Prinsip Pemerataan dalam Pendidikan Teknologi
Iradat juga menyarankan agar program pengajaran AI dan coding ini tidak hanya dijalankan sebagai pilot project di sekolah-sekolah tertentu saja, terutama di kota besar. Sebagai gantinya, ia mengusulkan agar sampel percobaannya lebih beragam, mencakup sekolah di berbagai daerah, baik yang maju maupun yang masih dalam tahap pengembangan. “Jika hanya memilih sekolah-sekolah yang sudah bagus, itu berarti kita hanya melakukan cherry picking, yang tidak mencerminkan pemerataan pendidikan,” katanya.
Ia menegaskan bahwa prinsip pemerataan dan keadilan harus menjadi hal utama dalam mengimplementasikan kebijakan ini. Jika program ini berhasil diterapkan dengan adil dan merata, maka bisa membawa dampak positif bagi perkembangan keterampilan digital di seluruh penjuru Indonesia.
Baca juga : Deep Learning Dapat Diterapkan di Semua Mata Pelajaran
Kolaborasi STEM dan Ilmu Sosial
Iradat juga mengungkapkan pentingnya memadukan pendidikan berbasis STEM (Science, Technology, Engineering, and Mathematics) dengan ilmu sosial. Menurutnya, kemampuan dalam bidang STEM sangat penting, tetapi pemahaman terhadap isu-isu sosial juga tidak kalah penting. “Generasi muda yang memiliki kemampuan STEM dan wawasan dalam ilmu sosial akan lebih siap menghadapi tantangan global,” ungkapnya.

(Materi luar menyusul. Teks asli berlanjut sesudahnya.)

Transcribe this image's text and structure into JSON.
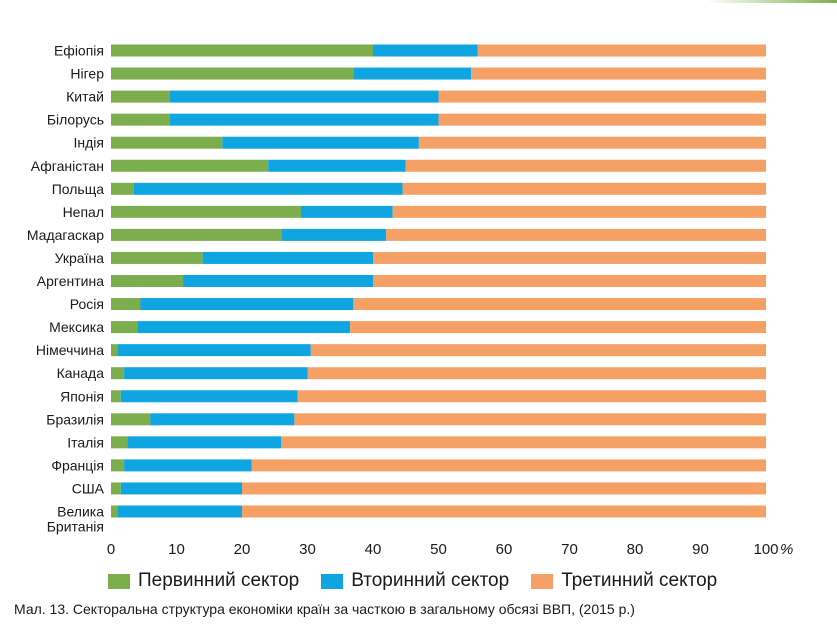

Dengan kolaborasi antara kedua bidang ini, generasi muda tidak hanya akan cerdas dalam teknologi, tetapi juga memiliki kesadaran sosial yang tinggi, yang sangat penting bagi kemajuan bangsa.
Iradat percaya bahwa pendidikan yang menyeluruh—baik dalam bidang teknologi maupun sosial—akan menghasilkan individu yang tidak hanya kompeten, tetapi juga berkarakter dan memiliki moral yang baik. “Pemahaman terhadap ilmu sosial harus tetap diperkuat agar kita tidak kehilangan arah dan tetap menjaga nilai-nilai kemanusiaan,” pungkasnya.